Irán desafía a Trump y mantiene bloqueado el Estrecho de Ormuz.
La tensión en Medio Oriente alcanzó un punto crítico este miércoles tras cumplirse un mes de conflicto abierto. La Guardia Revolucionaria de Irán ratificó que el estratégico Estrecho de Ormuz permanecerá cerrado para sus «enemigos», rechazando de forma tajante las exigencias del presidente de los Estados Unidos, Donald Trump. El mandatario estadounidense había amenazado con una escalada militar total si no se restablecía de inmediato el tránsito en la vía marítima más importante para el suministro de petróleo a nivel mundial.
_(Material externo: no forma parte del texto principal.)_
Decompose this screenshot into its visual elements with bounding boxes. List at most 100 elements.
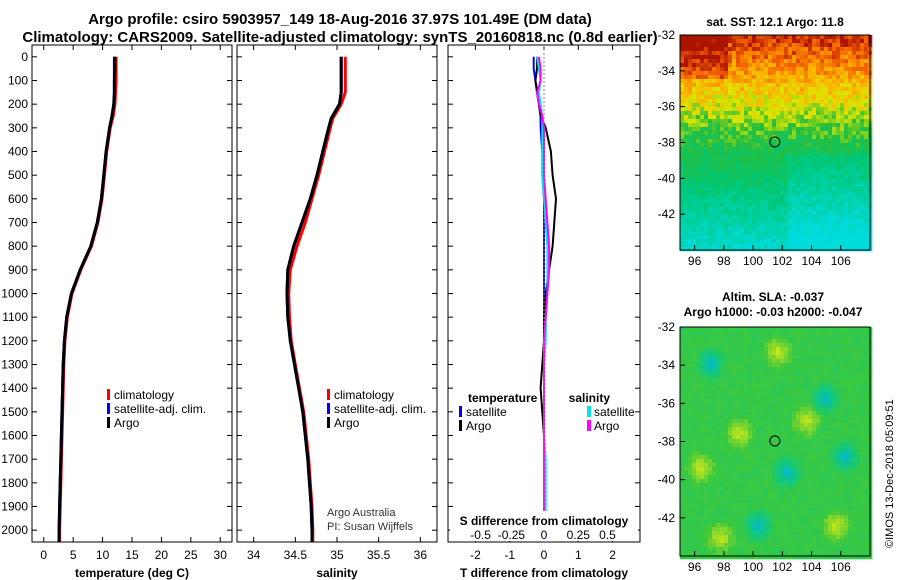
map-cell <box>860 355 865 360</box>
map-cell <box>848 355 853 360</box>
map-cell <box>712 123 717 128</box>
map-cell <box>728 155 733 160</box>
map-cell <box>836 183 841 188</box>
map-cell <box>812 199 817 204</box>
map-cell <box>684 79 689 84</box>
map-cell <box>816 499 821 504</box>
map-cell <box>756 443 761 448</box>
map-cell <box>804 159 809 164</box>
map-cell <box>736 487 741 492</box>
map-cell <box>800 163 805 168</box>
map-cell <box>684 155 689 160</box>
map-cell <box>712 167 717 172</box>
map-cell <box>780 67 785 72</box>
map-cell <box>856 103 861 108</box>
map-cell <box>788 191 793 196</box>
map-cell <box>772 103 777 108</box>
map-cell <box>776 235 781 240</box>
legend-label: Argo <box>466 419 492 433</box>
map-cell <box>792 139 797 144</box>
map-cell <box>836 335 841 340</box>
map-cell <box>844 79 849 84</box>
map-cell <box>808 363 813 368</box>
map-cell <box>848 379 853 384</box>
map-cell <box>740 191 745 196</box>
map-cell <box>788 351 793 356</box>
map-cell <box>748 403 753 408</box>
map-cell <box>732 423 737 428</box>
map-cell <box>824 199 829 204</box>
map-cell <box>696 459 701 464</box>
map-cell <box>804 399 809 404</box>
map-cell <box>792 427 797 432</box>
map-cell <box>772 143 777 148</box>
map-cell <box>800 479 805 484</box>
map-cell <box>748 419 753 424</box>
map-cell <box>768 207 773 212</box>
map-cell <box>700 407 705 412</box>
map-cell <box>688 403 693 408</box>
map-cell <box>848 179 853 184</box>
map-cell <box>820 363 825 368</box>
map-cell <box>780 47 785 52</box>
map-cell <box>744 163 749 168</box>
map-cell <box>816 43 821 48</box>
map-cell <box>716 47 721 52</box>
map-cell <box>760 403 765 408</box>
map-cell <box>716 183 721 188</box>
map-cell <box>808 475 813 480</box>
map-cell <box>696 475 701 480</box>
map-cell <box>744 359 749 364</box>
map-cell <box>804 63 809 68</box>
map-cell <box>752 215 757 220</box>
map-cell <box>864 235 869 240</box>
map-cell <box>864 475 869 480</box>
map-cell <box>712 343 717 348</box>
map-cell <box>756 239 761 244</box>
map-cell <box>804 431 809 436</box>
map-cell <box>796 355 801 360</box>
map-cell <box>824 407 829 412</box>
map-cell <box>816 95 821 100</box>
map-cell <box>688 451 693 456</box>
map-cell <box>812 203 817 208</box>
map-cell <box>780 375 785 380</box>
map-cell <box>680 143 685 148</box>
map-cell <box>732 383 737 388</box>
map-cell <box>772 123 777 128</box>
map-cell <box>684 103 689 108</box>
map-cell <box>764 427 769 432</box>
map-cell <box>680 91 685 96</box>
map-cell <box>764 167 769 172</box>
map-cell <box>740 147 745 152</box>
map-cell <box>740 35 745 40</box>
map-cell <box>852 443 857 448</box>
map-cell <box>692 343 697 348</box>
map-cell <box>844 499 849 504</box>
map-cell <box>804 47 809 52</box>
map-cell <box>764 495 769 500</box>
map-cell <box>756 127 761 132</box>
map-cell <box>764 215 769 220</box>
map-cell <box>840 187 845 192</box>
map-cell <box>788 379 793 384</box>
map-cell <box>764 243 769 248</box>
map-cell <box>744 219 749 224</box>
map-cell <box>716 139 721 144</box>
map-cell <box>716 451 721 456</box>
map-cell <box>836 399 841 404</box>
map-cell <box>752 175 757 180</box>
map-cell <box>828 387 833 392</box>
map-cell <box>860 343 865 348</box>
map-cell <box>816 375 821 380</box>
map-cell <box>800 203 805 208</box>
map-cell <box>712 419 717 424</box>
map-cell <box>848 231 853 236</box>
map-cell <box>748 355 753 360</box>
map-cell <box>700 351 705 356</box>
map-cell <box>856 95 861 100</box>
map-cell <box>804 83 809 88</box>
map-cell <box>684 347 689 352</box>
map-cell <box>792 447 797 452</box>
map-cell <box>792 211 797 216</box>
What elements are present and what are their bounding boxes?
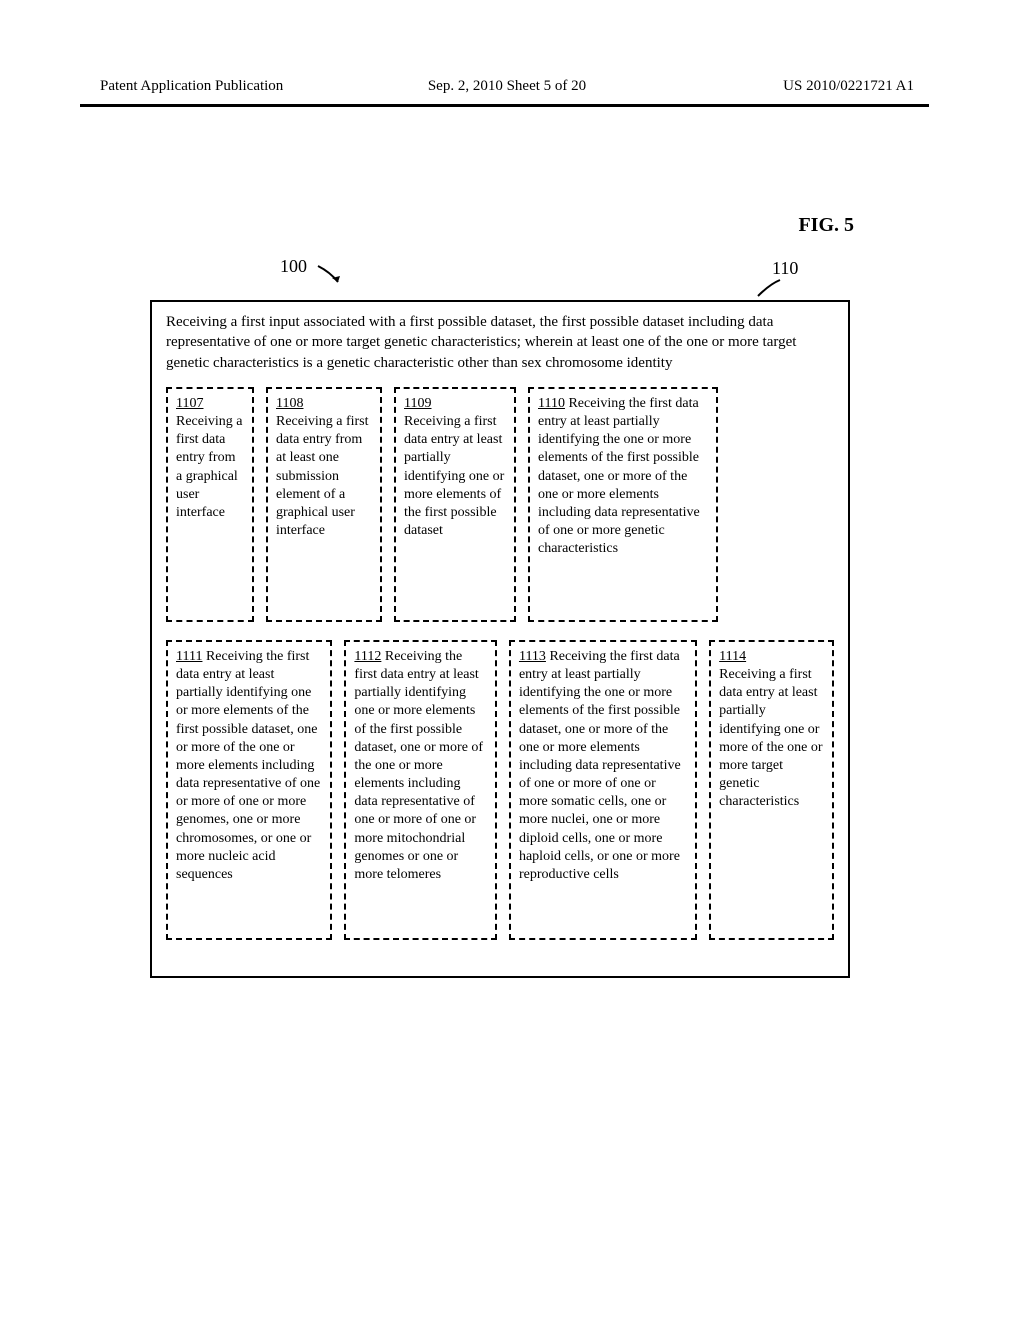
substep-number: 1110 [538,396,565,411]
substep-row-2: 1111 Receiving the first data entry at l… [166,640,834,940]
substep-number: 1109 [404,396,431,411]
substep-number: 1113 [519,649,546,664]
substep-text: Receiving the first data entry at least … [176,649,320,882]
substep-number: 1107 [176,396,203,411]
substep-1107: 1107 Receiving a first data entry from a… [166,387,254,622]
header-right: US 2010/0221721 A1 [783,78,914,95]
substep-row-1: 1107 Receiving a first data entry from a… [166,387,834,622]
substep-text: Receiving the first data entry at least … [538,396,700,557]
substep-text: Receiving a first data entry at least pa… [719,667,822,809]
substep-text: Receiving the first data entry at least … [519,649,681,882]
substep-number: 1114 [719,649,746,664]
reference-110: 110 [772,258,798,279]
doc-header: Patent Application Publication Sep. 2, 2… [100,78,914,95]
substep-1111: 1111 Receiving the first data entry at l… [166,640,332,940]
substep-text: Receiving the first data entry at least … [354,649,483,882]
header-divider [80,104,929,107]
substep-text: Receiving a first data entry from a grap… [176,414,242,520]
header-left: Patent Application Publication [100,78,283,95]
substep-number: 1112 [354,649,381,664]
outer-step-box: Receiving a first input associated with … [150,300,850,978]
figure-label: FIG. 5 [798,214,854,237]
arrow-icon [316,262,350,290]
substep-text: Receiving a first data entry at least pa… [404,414,504,538]
reference-100: 100 [280,256,307,277]
substep-1113: 1113 Receiving the first data entry at l… [509,640,697,940]
substep-text: Receiving a first data entry from at lea… [276,414,369,538]
substep-1109: 1109 Receiving a first data entry at lea… [394,387,516,622]
substep-number: 1111 [176,649,202,664]
substep-number: 1108 [276,396,303,411]
page: Patent Application Publication Sep. 2, 2… [0,0,1024,1320]
main-step-text: Receiving a first input associated with … [166,312,834,373]
substep-1114: 1114 Receiving a first data entry at lea… [709,640,834,940]
substep-1112: 1112 Receiving the first data entry at l… [344,640,497,940]
substep-1110: 1110 Receiving the first data entry at l… [528,387,718,622]
substep-1108: 1108 Receiving a first data entry from a… [266,387,382,622]
header-mid: Sep. 2, 2010 Sheet 5 of 20 [428,78,586,95]
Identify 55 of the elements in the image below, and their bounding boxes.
Ataque con misiles al petrolero Aqua 1 y control total
En una jornada de máxima hostilidad, los Guardianes de la Revolución confirmaron el impacto de misiles contra el petrolero “Aqua 1” en el centro del Golfo Pérsico. Según el comunicado difundido por la televisión estatal iraní, la embarcación —propiedad de Israel— quedó envuelta en llamas tras un “blanco preciso”. Qatar informó que el ataque se produjo dentro de sus aguas territoriales.
Desde el mando militar iraní subrayaron que no cederán ante las presiones de Washington: “La situación en el estrecho está firme y totalmente bajo el control de las fuerzas navales del Cuerpo de la Guardia Revolucionaria Islámica”. El control de este paso se ha convertido en el eje central de la guerra que inició el pasado 28 de febrero.
Cruce de amenazas entre Washington y Teherán
Por su parte, Donald Trump utilizó sus redes sociales, específicamente Truth Social, para lanzar una advertencia devastadora, amenazando con bombardear a la República Islámica hasta devolverla a la “Edad de Piedra”. Estas declaraciones contrastan con su retórica del martes, donde sugirió una retirada en dos o tres semanas bajo ciertas garantías nucleares.
La respuesta de Teherán no se hizo esperar. El canciller iraní, Abbas Araghchi, afirmó a Al Jazeera que la confianza en las negociaciones con Washington es “cero” y advirtió que no aceptan “amenazas ni plazos”. Asimismo, el portavoz de Exteriores, Esmail Baghaei, tildó de “falsa y sin fundamento” la versión de Trump sobre una supuesta búsqueda de tregua por parte del «nuevo régimen» iraní.
Escalada regional y sospechas de armas químicas
Los combates se han extendido a múltiples frentes. En Teherán, los ataques aéreos alcanzaron el antiguo recinto de la embajada de EE. UU. Mientras tanto, Israel informó haber destruido una planta de producción de fentanilo en Irán, alegando que el régimen experimenta con el opioide sintético para fabricar armas químicas. Aunque Irán admitió el impacto en la fábrica Tofigh Daru, insistió en que allí solo se producen medicamentos hospitalarios.
La inestabilidad ha disparado el precio del petróleo Brent por encima de los 103 dólares el barril, lo que representa un aumento del 40% desde el inicio de las hostilidades. El impacto se siente en todo el Golfo: un dron incendió un tanque en el aeropuerto de Kuwait y en los Emiratos Árabes Unidos se reportó una víctima fatal en Fujairah.
Un saldo humano devastador en varios frentes
La situación en el Líbano es crítica tras la entrada de Hezbollah al conflicto el pasado 2 de marzo. Los ataques israelíes en Beirut han dejado miles de víctimas; las autoridades libanesas reportan más de 1.300 muertos y un millón de desplazados.
Hasta la fecha, el costo humano de la guerra asciende a más de 1.900 muertos en Irán, 19 en Israel y 13 miembros del servicio militar estadounidense, en un conflicto que amenaza con expandirse a pesar del plan de paz de 15 puntos propuesto por Washington.